Si nous avons donc vu que c’est l’identité en tant que réplication, reproduction, reconduction du même dont on croit qu’elle pose problème, qui est en jeu dans le clonage, il s’agit désormais de comprendre si cette réalité que bon nombre prennent pour acquise est seulement vraie. En effet, si l’on croit bien souvent que l’identité du clone envers le cloné est au centre du débat sur le clonage humain, en cela que le clone ne saurait se construire s’il est identique à un autre être, c’est que l’on pose d’abord pour établi qu’une telle identité existe, et rien n’est moins sûr comme nous l’avons vu précédemment, et ensuite, parce qu’on pose qu’elle est dommageable, ce qui en réalité d’une part s’avère faux, mais d’autre part, cache un présupposé de taille. Analysons ici pour commencer en quoi cette identité supposée ne fait que partie du « mythe » du clone véhiculé par l’imaginaire humain. En effet, l’identité parfaite attribuée au clone, cette mêmeté, cette réplication du même existe-elle ? La nature crée-t-elle du même, de l’identique au sens qualitatif, reproduisant un être qui serait absolument et en tout point identique à un autre, dans absolument toutes ces propriétés ? Ou bien n’est-ce là qu’une chose pensable lors d’expériences de pensée, cette identité comme mêmeté ne s’appliquant qu’aux objets de la pensée, comme les triangles égaux, les cercles identiques ? En effet, si la question se pose, c’est bien parce qu’originairement, le clonage humain n’était qu’une expérience de pensée : dès lors, il s’agit de savoir si l’identité alors pensée existe ou non dans les faits, dans le monde concret. L’identité entre les clones ne serait-elle pas plutôt qu’un simple « raccourci de la pensée » comme le suggère Vegger ?

N’est-elle alors qu’une expérience de pensée, qui ne s’appliquerait qu’aux objets de la pensée, comme un triangle ou un cercle ? En effet, comme le remarque Vegger : « L’identité qualitative, si le principe des indiscernables est vrai, est un idéal. Or ce principe, que Leibniz fondait sur des considérations métaphysiques peut être considéré comme une loi de l’expérience. Les "deux gouttes d’eau" de la locution populaire ne sont identiques que si on ne leur demande pas autre chose que d’être des gouttes d’eau.
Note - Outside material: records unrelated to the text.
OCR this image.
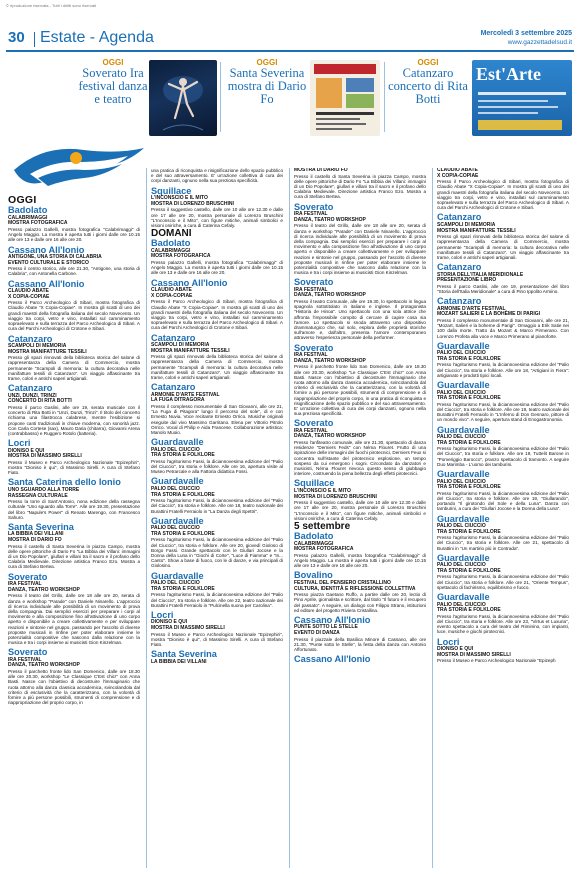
© riproduzione riservata - Tutti i diritti sono riservati
30 Estate - Agenda	Mercoledì 3 settembre 2025
www.gazzettadelsud.it
OGGI
Soverato Ira festival danza e teatro
OGGI
Santa Severina mostra di Dario Fo
OGGI
Catanzaro concerto di Rita Botti
Est'Arte
OGGI
Badolato
CALABRIMAGGI
MOSTRA FOTOGRAFICA
Presso palazzo Gallelli, mostra fotografica "Calabrimaggi" di Angelo Maggio. La mostra è aperta tutti i giorni dalle ore 10.15 alle ore 13 e dalle ore 16 alle ore 20.
Cassano All'Ionio
ANTIGONE, UNA STORIA DI CALABRIA
EVENTO CULTURALE E STORICO
Presso il centro storico, alle ore 21.30, "Antigone, una storia di Calabria", con Antonella Carbone.
Cassano All'Ionio
CLAUDIO ABATE
X COPIA-COPIAE
Presso il Parco Archeologico di Sibari, mostra fotografica di Claudio Abate "X Copia-Copiae". In mostra gli scatti di uno dei grandi maestri della fotografia italiana del secolo Novecento. Un viaggio tra corpi, vetro e vino, installati sul camminamento sopraelevato e sulla terrazza del Parco Archeologico di Sibari. A cura del Parchi Archeologici di Crotone e Sibari.
Catanzaro
SCAMPOLI DI MEMORIA
MOSTRA MANIFATTURE TESSILI
Presso gli spazi rinnovati della biblioteca storica del salone di rappresentanza della Camera di Commercio, mostra permanente "Scampoli di memoria: la cultura decorativa nelle manifatture tessili di Catanzaro". Un viaggio affascinante tra trame, colori e antichi saperi artigianali.
Catanzaro
UNZI, DUNZI, TRINZI
CONCERTO DI RITA BOTTI
Presso il parco Gaslini, alle ore 19, serata musicale con il concerto di Rita Botti in "Unzi, Dunzi, Trinzi". Il titolo del concerto richiama una filastrocca calabrese, mentre l'esibizione si propone canti tradizionali in chiave moderna, con sonorità jazz. Con Carla Cortese (sax), Mauro Daria (chitarra), Giovanni Arena (contrabbasso) e Ruggero Rotolo (batteria).
Locri
DIONISO E QUI
MOSTRA DI MASSIMO SIRELLI
Presso il Museo e Parco Archeologico Nazionale "Epizephiri", mostra "Dioniso è qui", di Massimo Sirelli. A cura di Stefano Fiato.
Santa Caterina dello Ionio
UNO SGUARDO ALLA TORRE
RASSEGNA CULTURALE
Presso la torre di Sant'Antonio, nona edizione della rassegna culturale "Uno sguardo alla Torre". Alle ore 19.30, presentazione del libro "Napule's Power" di Renato Marengo, con Francesco Sahuro.
Santa Severina
LA BIBBIA DEI VILLANI
MOSTRA DI DARIO FO
Presso il castello di Santa Severina in piazza Campo, mostra delle opere pittoriche di Dario Fo "La Bibbia dei Villani: immagini di un Dio Popolare", giullari e villani tra il sacro e il profano dello Calabria Medievale. Direzione artistica Franco Ezo. Mostra a cura di Stefano Bertea.
Soverato
IRA FESTIVAL
DANZA, TEATRO WORKSHOP
Presso il teatro del Grillo, dalle ore 18 alle ore 20, serata di danza e workshop "Parade" con Daniele Ninarello. L'approccio di ricerca individuale alle possibilità di un movimento di prova della compagnia. Dai semplici esercizi per preparare i corpi al movimento e alla composizione fino all'attivazione di uno corpo aperto e disponibile a creare collettivamente e per sviluppare reazioni e sintonie nel gruppo, passando per l'ascolto di diverse proposte musicali in rinfine per poter elaborare insieme le potenzialità compositive che nascono dalla relazione con la musica e tra i corpi insieme ai musicisti Gion Kinzelman.
Soverato
IRA FESTIVAL
DANZA, TEATRO WORKSHOP
Presso il parchetto fronte lido San Domenico, dalle ore 18.30 alle ore 20.30, workshop "Le Classique C'Est chic!" con Anna Basti. Nasce con l'obiettivo di decostruire l'immaginario che ruota attorno alla danza classica accademica, svincolandola dal criterio di esclusività che la caratterizzano, con la volontà di fornire a più persone possibili, strumenti di comprensione e di riappropriazione del proprio corpo, in
una pratica di riconquista e risignificazione dello spazio pubblico e del suo attraversamento. E' un'azione collettiva di cura dei corpi danzanti, ognuno nella sua preziosa specificità.
Squillace
L'INCONSCIO E IL MITO
MOSTRA DI LORENZO BRUSCHINI
Presso il suggestivo castello, dalle ore 10 alle ore 12.30 e dalle ore 17 alle ore 20, mostra personale di Lorenzo Bruschini "L'Inconscio e il Mito", con figure mitiche, animali simbolici e visioni oniriche, a cura di Caterina Cefaly.
DOMANI
Badolato
CALABRIMAGGI
MOSTRA FOTOGRAFICA
Presso palazzo Gallelli, mostra fotografica "Calabrimaggi" di Angelo Maggio. La mostra è aperta tutti i giorni dalle ore 10.15 alle ore 13 e dalle ore 16 alle ore 20.
Cassano All'Ionio
CLAUDIO ABATE
X COPIA-COPIAE
Presso il Parco Archeologico di Sibari, mostra fotografica di Claudio Abate "X Copia-Copiae". In mostra gli scatti di uno dei grandi maestri della fotografia italiana del secolo Novecento. Un viaggio tra corpi, vetro e vino, installati sul camminamento sopraelevato e sulla terrazza del Parco Archeologico di Sibari. A cura del Parchi Archeologici di Crotone e Sibari.
Catanzaro
SCAMPOLI DI MEMORIA
MOSTRA MANIFATTURE TESSILI
Presso gli spazi rinnovati della biblioteca storica del salone di rappresentanza della Camera di Commercio, mostra permanente "Scampoli di memoria: la cultura decorativa nelle manifatture tessili di Catanzaro". Un viaggio affascinante tra trame, colori e antichi saperi artigianali.
Catanzaro
ARMONIE D'ARTE FESTIVAL
LA FUGA DITRAGORA
Presso il complesso monumentale di San Giovanni, alle ore 21, "La Fuga di Pitagora" lungo il percorso del sole", di e con Ernesto Nuvia. Voce recitante Ernesto Orrico. Musiche originali eseguite dal vivo Massimo Garritano. Elena per Vittorio Pitrolo Orrico. Vocal di Philip e Aida Francese. Collaborazione artistica: Manolo Muoio.
Guardavalle
PALIO DEL CIUCCIO
TRA STORIA E FOLKLORE
Presso l'agriturismo Fassi, la diciannovesima edizione del "Palio del Ciuccio", tra storia e folklore. Alle ore 16, apertura visite al Museo Petrarcale e alla Fattoria didattica Fossi.
Guardavalle
PALIO DEL CIUCCIO
TRA STORIA E FOLKLORE
Presso l'agriturismo Fassi, la diciannovesima edizione del "Palio del Ciuccio", tra storia e folklore. Alle ore 18, teatro nazionale dei Burattini Fratelli Ferraiolo in "La Danza degli Spettri".
Guardavalle
PALIO DEL CIUCCIO
TRA STORIA E FOLKLORE
Presso l'agriturismo Fassi, la diciannovesima edizione del "Palio del Ciuccio", tra storia e folklore. Alle ore 20, giovedì Gioloso di Borgo Fassi. Grande spettacolo con le Giullari Jocose e la Donna della Luna in "Giochi di Corte", "Luce di Fiamma" e "In... Canto". Show a base di fuoco, con le di danze, e via principali di Giolosino.
Guardavalle
PALIO DEL CIUCCIO
TRA STORIA E FOLKLORE
Presso l'agriturismo Fassi, la diciannovesima edizione del "Palio del Ciuccio", tra storia e folklore. Alle ore 22, teatro nazionale dei Burattini Fratelli Ferraiolo in "Pulcinella suona per Carolina".
Locri
DIONISO E QUI
MOSTRA DI MASSIMO SIRELLI
Presso il Museo e Parco Archeologico Nazionale "Epizephiri", mostra "Dioniso è qui", di Massimo Sirelli. A cura di Stefano Fiato.
Santa Severina
LA BIBBIA DEI VILLANI
MOSTRA DI DARIO FO
Presso il castello di Santa Severina in piazza Campo, mostra delle opere pittoriche di Dario Fo "La Bibbia dei Villani: immagini di un Dio Popolare", giullari e villani tra il sacro e il profano dello Calabria Medievale. Direzione artistica Franco Ezo. Mostra a cura di Stefano Bertea.
Soverato
IRA FESTIVAL
DANZA, TEATRO WORKSHOP
Presso il teatro del Grillo, dalle ore 18 alle ore 20, serata di danza e workshop "Parade" con Daniele Ninarello. L'approccio di ricerca individuale alle possibilità di un movimento di prova della compagnia. Dai semplici esercizi per preparare i corpi al movimento e alla composizione fino all'attivazione di uno corpo aperto e disponibile a creare collettivamente e per sviluppare reazioni e sintonie nel gruppo, passando per l'ascolto di diverse proposte musicali in rinfine per poter elaborare insieme le potenzialità compositive che nascono dalla relazione con la musica e tra i corpi insieme ai musicisti Gion Kinzelman.
Soverato
IRA FESTIVAL
DANZA, TEATRO WORKSHOP
Presso il teatro Comunale, alle ore 19.30, lo spettacolo in lingua spagnola sottotitolato in italiano e inglese. Il protagonista "Historia de Hinoa". Uno spettacolo con una sola attrice che affronta l'impossibile compito di cercare di capire cosa sia l'amore. Lo spettacolo si snoda attraverso uno dispositivo drammaturgico che, sul solo, esplora delle proprietà storiche sull'amore e, dall'altro, presenta l'amore contemporaneo attraverso l'esperienza personale della performer.
Soverato
IRA FESTIVAL
DANZA, TEATRO WORKSHOP
Presso il parchetto fronte lido San Domenico, dalle ore 18.30 alle ore 20.30, workshop "Le Classique C'Est chic!" con Anna Basti. Nasce con l'obiettivo di decostruire l'immaginario che ruota attorno alla danza classica accademica, svincolandola dal criterio di esclusività che la caratterizzano, con la volontà di fornire a più persone possibili, strumenti di comprensione e di riappropriazione del proprio corpo, in una pratica di riconquista e risignificazione dello spazio pubblico e del suo attraversamento. E' un'azione collettiva di cura dei corpi danzanti, ognuno nella sua preziosa specificità.
Soverato
IRA FESTIVAL
DANZA, TEATRO WORKSHOP
Presso l'anfiteatro comunale, alle ore 21.30, spettacolo di danza residenze "Derniers Feds" con Néma Flouret. Frutto di una ispirazione delle immagini dei fuochi pirotecnici, Derniers Feux si concentra sull'istante del pirotecnico esplosione, un tempo sospeso da cui emergono i sogni. Circondato da danzatori e musicisti, Néma Flouret rievoca questo senso di giubbagio interiore, costruendo la piena bellezza degli effetti pirotecnici.
Squillace
L'INCONSCIO E IL MITO
MOSTRA DI LORENZO BRUSCHINI
Presso il suggestivo castello, dalle ore 10 alle ore 12.30 e dalle ore 17 alle ore 20, mostra personale di Lorenzo Bruschini "L'Inconscio e il Mito", con figure mitiche, animali simbolici e visioni oniriche, a cura di Caterina Cefaly.
5 settembre
Badolato
CALABRIMAGGI
MOSTRA FOTOGRAFICA
Presso palazzo Gallelli, mostra fotografica "Calabrimaggi" di Angelo Maggio. La mostra è aperta tutti i giorni dalle ore 10.15 alle ore 13 e dalle ore 16 alle ore 20.
Bovalino
FESTIVAL DEL PENSIERO CRISTALLINO
CULTURA, IDENTITÀ E RIFLESSIONE COLLETTIVA
Presso piazza Gaetano Ruffo, a partire dalle ore 20, lectio di Pino Aprile, giornalista e scrittore, dal titolo "Il futuro e il recupero del passato". A seguire, un dialogo con Filippo Strano, istituzioni ed editore del progetto Riviera Cristallina.
Cassano All'Ionio
PUNTE SOTTO LE STELLE
EVENTO DI DANZA
Presso il piazzale della Basilica Minore di Cassano, alle ore 21.30, "Punte sotto le Stelle", la festa della danza con Antonio Affortunato.
Cassano All'Ionio
CLAUDIO ABATE
X COPIA-COPIAE
Presso il Parco Archeologico di Sibari, mostra fotografica di Claudio Abate "X Copia-Copiae". In mostra gli scatti di uno dei grandi maestri della fotografia italiana del secolo Novecento. Un viaggio tra corpi, vetro e vino, installati sul camminamento sopraelevato e sulla terrazza del Parco Archeologico di Sibari. A cura del Parchi Archeologici di Crotone e Sibari.
Catanzaro
SCAMPOLI DI MEMORIA
MOSTRA MANIFATTURE TESSILI
Presso gli spazi rinnovati della biblioteca storica del salone di rappresentanza della Camera di Commercio, mostra permanente "Scampoli di memoria: la cultura decorativa nelle manifatture tessili di Catanzaro". Un viaggio affascinante tra trame, colori e antichi saperi artigianali.
Catanzaro
STORIA DELL'ITALIA MERIDIONALE
PRESENTAZIONE LIBRO
Presso il parco Gaslini, alle ore 19, presentazione del libro "Storia dell'Italia Meridionale" a cura di Pino Ippolito Armino.
Catanzaro
ARMONIE D'ARTE FESTIVAL
MOZART SALIERI E LA BOHÈME DI PARIGI
Presso il complesso monumentale di San Giovanni, alle ore 21, "Mozart, Salieri e la boheme di Parigi". Omaggio a Erik Satie nei 100 dalla morte. Tratto da Mozart & Marco Pirmerano. Con Lorenzo Profeta alla voce e Marco Primerano al pianoforte.
Guardavalle
PALIO DEL CIUCCIO
TRA STORIA E FOLKLORE
Presso l'agriturismo Fassi, la diciannovesima edizione del "Palio del Ciuccio", tra storia e folklore. Alle ore 18, "Artigiani in Fiera": artigianato e prodotti tipici locali.
Guardavalle
PALIO DEL CIUCCIO
TRA STORIA E FOLKLORE
Presso l'agriturismo Fassi, la diciannovesima edizione del "Palio del Ciuccio", tra storia e folklore. Alle ore 19, teatro nazionale dei Burattini Fratelli Ferraiolo in "L'Inferno di Don Gennaro, pittore di un mondo vivo". A seguire, apertura stand di Enogastronomia.
Guardavalle
PALIO DEL CIUCCIO
TRA STORIA E FOLKLORE
Presso l'agriturismo Fassi, la diciannovesima edizione del "Palio del Ciuccio", tra storia e folklore. Alle ore 19, Tuttelit Barone in "Pomeriggio Barocco", pranzo spettacolo di tramonto. A seguire Duo Marimba - L'uomo dei tamburini.
Guardavalle
PALIO DEL CIUCCIO
TRA STORIA E FOLKLORE
Presso l'agriturismo Fassi, la diciannovesima edizione del "Palio del Ciuccio", tra storia e folklore. Alle ore 19, "Giullarando", portando "Il girotondo del Sole e della Luna". Danza con tamburini, a cura dei "Giullari Jocose e la Donna della Luna".
Guardavalle
PALIO DEL CIUCCIO
TRA STORIA E FOLKLORE
Presso l'agriturismo Fassi, la diciannovesima edizione del "Palio del Ciuccio", tra storia e folklore. Alle ore 21, spettacolo di Burattini in "Un martirio più in Contrada".
Guardavalle
PALIO DEL CIUCCIO
TRA STORIA E FOLKLORE
Presso l'agriturismo Fassi, la diciannovesima edizione del "Palio del Ciuccio", tra storia e folklore. Alle ore 21, "Oriente Tempus", spettacolo di fachirismo, equilibrismo e fuoco.
Guardavalle
PALIO DEL CIUCCIO
TRA STORIA E FOLKLORE
Presso l'agriturismo Fassi, la diciannovesima edizione del "Palio del Ciuccio", tra storia e folklore. Alle ore 23, "Virtus et Luxuria", evento spettacolo a cura del teatro del Riminino, con impianti, luce, musiche e giochi pirotecnici.
Locri
DIONISO E QUI
MOSTRA DI MASSIMO SIRELLI
Presso il Museo e Parco Archeologico Nazionale "Epizeph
Tous les objets de notre expérience sont dans le même cas, parfois identiques pour une expérience rapide et superficielle, c'est-à-dire identiques en apparence, identiques en ce qu’ils peuvent recevoir la même dénomination, mais seulement semblable si on les considère plus attentivement. L’identité qualitative est donc une conception de l’esprit simplement suggérée par l’expérience. »150

Pour répondre, nous commencerons par analyser si le clone est bien la « photocopie » du cloné, puisqu’il est sensé être génétiquement le même, pour ensuite nous demander si cela signifie alors qu’une identité psychologique peut être elle aussi de mise, puisqu’un des grands

fantasmes du clonage serait de recréer des scientifiques éminents ou de reproduire un enfant perdu afin de le retrouver tel qu’il était. Mais alors, nous verrons que derrière de tels désirs et cette idée de xerox copy se profile en réalité un présupposé, celui selon lequel les gènes nous détermineraient, « nous », c’est à dire aussi bien notre corps, que notre esprit voire notre futur.